Our conversation centered around the basics of a mature market, such as having a lot of buyers and sellers and being competitive and transparent.
GovCon is still evolving in those directions. But it isn’t as much of a political process as it was 30-to-40 years ago when there were fewer sellers, higher barriers to entry, and much more burdensome rules and regulations than today.
But one area that didn't come up was was wealth creation and what to do next. That's what comes to mind when thinking of Kang and Baroni’s sports ventures.
For a lot of reasons, the government market is a feeding ground for entrepreneurs and few can argue with the entrepreneurial acumen of Kang and Baroni. They built strong, profitable businesses and earned their success.
Both are active in their communities, so I see their sports purchases (or ongoing attempt to purchase in Kang’s case) as outgrowths of that activity.
Professional sports teams are for-profit businesses yes. But the players, the fans and the broader community are driving values as well.
Because Kang is involved in a fight for the Washington Spirit, her passion is front-and-center. The Spirit playing group knows her passion and her leadership skills.
In her column, Jenkins quotes a letter they wrote to Baldwin:
“Let us be clear, the person we trust is Michele. She continuously puts players’ needs and interests first. She listens. She believes that this can be a profitable business and you have always said you intend to hand the team over to female ownership. That moment is now.”
In many ways, sports team ownership isn’t too different from owning a government contracting business. Baroni talked about how team building and serving players and fans resonated with him.
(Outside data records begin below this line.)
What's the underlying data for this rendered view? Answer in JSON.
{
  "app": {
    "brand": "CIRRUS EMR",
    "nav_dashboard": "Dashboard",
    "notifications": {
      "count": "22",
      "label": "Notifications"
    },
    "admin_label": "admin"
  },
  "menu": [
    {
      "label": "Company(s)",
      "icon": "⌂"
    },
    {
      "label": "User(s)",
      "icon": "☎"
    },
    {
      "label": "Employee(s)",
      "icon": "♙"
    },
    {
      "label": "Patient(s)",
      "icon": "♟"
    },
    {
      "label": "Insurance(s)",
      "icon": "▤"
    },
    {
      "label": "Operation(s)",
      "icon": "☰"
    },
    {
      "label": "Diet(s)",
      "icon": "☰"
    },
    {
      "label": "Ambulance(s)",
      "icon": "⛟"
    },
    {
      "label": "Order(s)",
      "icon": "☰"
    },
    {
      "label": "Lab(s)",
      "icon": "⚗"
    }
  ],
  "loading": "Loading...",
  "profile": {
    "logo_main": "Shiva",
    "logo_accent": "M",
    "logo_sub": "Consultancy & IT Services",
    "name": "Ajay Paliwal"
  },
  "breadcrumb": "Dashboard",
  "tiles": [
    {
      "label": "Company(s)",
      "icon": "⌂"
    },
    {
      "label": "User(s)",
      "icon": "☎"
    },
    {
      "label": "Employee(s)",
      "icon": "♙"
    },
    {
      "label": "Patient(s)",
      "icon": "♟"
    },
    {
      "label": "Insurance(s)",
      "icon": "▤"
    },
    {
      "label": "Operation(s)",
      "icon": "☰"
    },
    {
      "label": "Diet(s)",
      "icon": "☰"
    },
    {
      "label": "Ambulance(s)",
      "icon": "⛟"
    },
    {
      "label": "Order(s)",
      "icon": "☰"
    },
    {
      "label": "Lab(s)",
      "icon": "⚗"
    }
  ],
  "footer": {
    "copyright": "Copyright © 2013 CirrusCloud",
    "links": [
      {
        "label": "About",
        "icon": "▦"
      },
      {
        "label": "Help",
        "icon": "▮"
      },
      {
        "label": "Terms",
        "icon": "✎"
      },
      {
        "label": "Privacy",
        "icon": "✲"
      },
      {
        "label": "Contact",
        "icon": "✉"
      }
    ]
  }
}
That echoes what I’ve heard so many GovCon executives say about their companies and customer relationships. It’s not a big leap from GovCon to sports: focusing on the mission drives success.
So here's the sign of maturity that I see: two seasoned GovCon executives taking the skills and values they learned in this market and applying it to a new market.
A second thing I learned is to not mess with Michele Kang. Just look at the board room hat trick she’s scored over Baldwin. She’s someone you want on your side of the pitch.